EB, man are you a saint? You are right, I've been so self-centered, so angry that I have forgotten how to have empathy for him. I cannot even imagine filing for legal separation or divorce. I assume this makes him feel good, feel powerful, feel hopeful in the fantasy that being rid of me will make him happier. So then I feel resentful. I have a hard time imagining this brings H pain, suffering, loss. I have a hard time imagining my pennywise H would spend one cent on a lawyer if it didn't make him feel good.
That is why H blames me. H does not want to feel the pain of splitting up the family. H does not see himself as responsible for this. H has said to me "I have no choice" and I told him this was all his choice.
It used to be me that fantasized about leaving my H and that it would bring me more happiness.

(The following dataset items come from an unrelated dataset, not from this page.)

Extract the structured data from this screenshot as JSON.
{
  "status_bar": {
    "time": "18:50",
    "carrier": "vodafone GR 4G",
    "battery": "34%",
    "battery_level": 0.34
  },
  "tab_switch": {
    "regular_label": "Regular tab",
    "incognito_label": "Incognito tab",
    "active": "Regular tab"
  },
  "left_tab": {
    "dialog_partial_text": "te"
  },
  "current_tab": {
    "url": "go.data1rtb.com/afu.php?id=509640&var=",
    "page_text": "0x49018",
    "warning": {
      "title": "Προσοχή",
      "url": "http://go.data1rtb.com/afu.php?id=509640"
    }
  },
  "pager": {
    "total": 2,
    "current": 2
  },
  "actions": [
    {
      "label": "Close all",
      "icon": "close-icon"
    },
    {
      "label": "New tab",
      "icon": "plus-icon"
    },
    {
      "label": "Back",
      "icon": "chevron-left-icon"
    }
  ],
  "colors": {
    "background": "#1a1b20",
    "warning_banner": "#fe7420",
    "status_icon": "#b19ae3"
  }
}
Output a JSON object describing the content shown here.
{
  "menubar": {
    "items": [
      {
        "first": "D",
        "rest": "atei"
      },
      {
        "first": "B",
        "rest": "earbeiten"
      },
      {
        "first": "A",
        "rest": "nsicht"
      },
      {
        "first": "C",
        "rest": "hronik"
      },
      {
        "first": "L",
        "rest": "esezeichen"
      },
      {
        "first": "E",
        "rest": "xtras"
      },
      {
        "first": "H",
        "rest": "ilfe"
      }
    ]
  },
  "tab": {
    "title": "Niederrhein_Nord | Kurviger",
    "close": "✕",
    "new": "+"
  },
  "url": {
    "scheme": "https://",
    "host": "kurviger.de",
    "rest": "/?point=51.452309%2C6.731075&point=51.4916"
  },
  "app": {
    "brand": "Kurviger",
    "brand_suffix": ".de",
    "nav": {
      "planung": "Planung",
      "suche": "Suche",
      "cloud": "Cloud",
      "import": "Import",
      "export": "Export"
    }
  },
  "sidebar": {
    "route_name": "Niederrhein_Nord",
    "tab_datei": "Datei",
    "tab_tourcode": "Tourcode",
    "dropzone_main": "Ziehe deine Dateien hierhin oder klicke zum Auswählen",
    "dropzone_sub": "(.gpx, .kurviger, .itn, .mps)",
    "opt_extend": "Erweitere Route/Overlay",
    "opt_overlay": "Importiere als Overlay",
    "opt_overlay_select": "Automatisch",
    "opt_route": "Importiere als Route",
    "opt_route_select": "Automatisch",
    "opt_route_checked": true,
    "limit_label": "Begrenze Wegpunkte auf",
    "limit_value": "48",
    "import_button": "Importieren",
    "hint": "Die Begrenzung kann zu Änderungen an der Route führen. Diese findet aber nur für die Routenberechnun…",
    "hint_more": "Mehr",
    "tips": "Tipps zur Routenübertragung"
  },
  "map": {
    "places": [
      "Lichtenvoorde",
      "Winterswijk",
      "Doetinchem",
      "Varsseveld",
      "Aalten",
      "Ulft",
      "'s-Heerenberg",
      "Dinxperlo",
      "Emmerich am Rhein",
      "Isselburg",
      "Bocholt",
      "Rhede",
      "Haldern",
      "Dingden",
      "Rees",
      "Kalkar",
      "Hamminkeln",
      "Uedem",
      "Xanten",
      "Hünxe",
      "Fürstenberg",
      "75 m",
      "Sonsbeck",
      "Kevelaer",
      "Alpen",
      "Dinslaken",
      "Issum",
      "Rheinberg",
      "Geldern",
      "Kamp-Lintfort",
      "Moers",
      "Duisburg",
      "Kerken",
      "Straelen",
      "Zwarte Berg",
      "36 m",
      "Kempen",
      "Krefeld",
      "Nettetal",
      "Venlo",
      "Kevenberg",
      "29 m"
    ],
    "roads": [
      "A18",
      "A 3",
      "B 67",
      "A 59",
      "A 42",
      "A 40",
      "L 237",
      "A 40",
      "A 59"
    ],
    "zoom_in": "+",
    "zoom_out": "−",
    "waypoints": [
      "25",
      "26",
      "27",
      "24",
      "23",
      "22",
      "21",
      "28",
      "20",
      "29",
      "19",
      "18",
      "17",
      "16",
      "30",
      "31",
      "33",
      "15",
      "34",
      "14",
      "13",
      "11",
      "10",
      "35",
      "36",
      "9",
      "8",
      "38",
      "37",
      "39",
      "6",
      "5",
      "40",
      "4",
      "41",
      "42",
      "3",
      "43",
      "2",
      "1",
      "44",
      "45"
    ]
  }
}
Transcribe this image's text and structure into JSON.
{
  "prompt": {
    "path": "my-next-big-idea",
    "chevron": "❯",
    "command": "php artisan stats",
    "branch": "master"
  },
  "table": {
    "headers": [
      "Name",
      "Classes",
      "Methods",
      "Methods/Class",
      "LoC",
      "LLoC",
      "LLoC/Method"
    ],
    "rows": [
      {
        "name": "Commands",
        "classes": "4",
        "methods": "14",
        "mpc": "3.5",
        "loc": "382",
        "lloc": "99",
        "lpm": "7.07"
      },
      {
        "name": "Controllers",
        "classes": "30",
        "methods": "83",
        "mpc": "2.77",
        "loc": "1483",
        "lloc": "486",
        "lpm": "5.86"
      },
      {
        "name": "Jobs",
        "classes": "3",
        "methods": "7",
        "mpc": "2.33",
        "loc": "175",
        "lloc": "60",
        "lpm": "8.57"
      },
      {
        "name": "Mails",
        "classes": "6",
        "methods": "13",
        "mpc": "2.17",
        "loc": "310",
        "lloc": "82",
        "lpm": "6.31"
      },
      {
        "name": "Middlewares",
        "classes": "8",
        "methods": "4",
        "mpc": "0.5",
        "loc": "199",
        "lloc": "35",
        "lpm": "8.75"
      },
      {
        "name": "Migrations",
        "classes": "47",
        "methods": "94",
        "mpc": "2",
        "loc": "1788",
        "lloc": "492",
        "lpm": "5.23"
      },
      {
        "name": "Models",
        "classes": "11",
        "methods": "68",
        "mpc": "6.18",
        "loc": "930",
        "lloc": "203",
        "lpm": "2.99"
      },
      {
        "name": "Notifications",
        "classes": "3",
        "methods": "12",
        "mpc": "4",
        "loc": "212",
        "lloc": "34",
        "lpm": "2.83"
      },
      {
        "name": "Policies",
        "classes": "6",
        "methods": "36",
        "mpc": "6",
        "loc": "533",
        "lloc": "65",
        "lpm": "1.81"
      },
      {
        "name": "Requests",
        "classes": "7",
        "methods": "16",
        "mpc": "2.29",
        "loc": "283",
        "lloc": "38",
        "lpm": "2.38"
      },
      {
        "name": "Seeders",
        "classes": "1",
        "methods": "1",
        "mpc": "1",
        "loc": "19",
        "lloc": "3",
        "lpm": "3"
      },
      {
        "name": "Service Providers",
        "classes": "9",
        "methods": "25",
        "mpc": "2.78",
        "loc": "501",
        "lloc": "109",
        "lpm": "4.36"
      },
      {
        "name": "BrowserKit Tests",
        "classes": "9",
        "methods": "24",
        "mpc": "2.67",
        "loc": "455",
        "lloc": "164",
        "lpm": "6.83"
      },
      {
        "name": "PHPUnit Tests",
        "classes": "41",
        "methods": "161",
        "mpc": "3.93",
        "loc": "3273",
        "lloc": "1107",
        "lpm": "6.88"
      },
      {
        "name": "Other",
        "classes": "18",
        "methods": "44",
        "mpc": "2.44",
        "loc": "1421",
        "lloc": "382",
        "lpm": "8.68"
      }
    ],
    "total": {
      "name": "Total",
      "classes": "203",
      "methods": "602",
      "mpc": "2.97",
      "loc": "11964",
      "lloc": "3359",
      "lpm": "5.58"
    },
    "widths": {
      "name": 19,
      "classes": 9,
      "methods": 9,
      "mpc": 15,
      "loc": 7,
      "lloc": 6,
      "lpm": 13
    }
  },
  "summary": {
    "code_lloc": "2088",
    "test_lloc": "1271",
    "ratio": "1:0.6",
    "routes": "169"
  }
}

Until he left and I tried dating and I realized how miserable I was that way too. The reality was worse. So, as long as he is projecting the pain onto me, he has the fantasy that D is better.
Empathy - EB I just don't know how right now. Any tips?
I have had empathy for the pain I have caused him. The little boy inside him that has felt demeaned, embarassed, hurt. But when is H going to wake up and see he made me feel the same way? When is he going to take in my regret for my actions? It all seems so unfair. I'm really making changes here and he's not.
But that is where I can find the empathy = to realize that no matter what my perceived injustices were in the marriage, I was hurtful, selfish, immature, and I did promise changes I didn't consistently keep. I did make fun of him and yell at him and throw things. So did he, but that doesn't change my actions. I need to remember and have empathy. Hopefully, someday, I will receive the same empathy.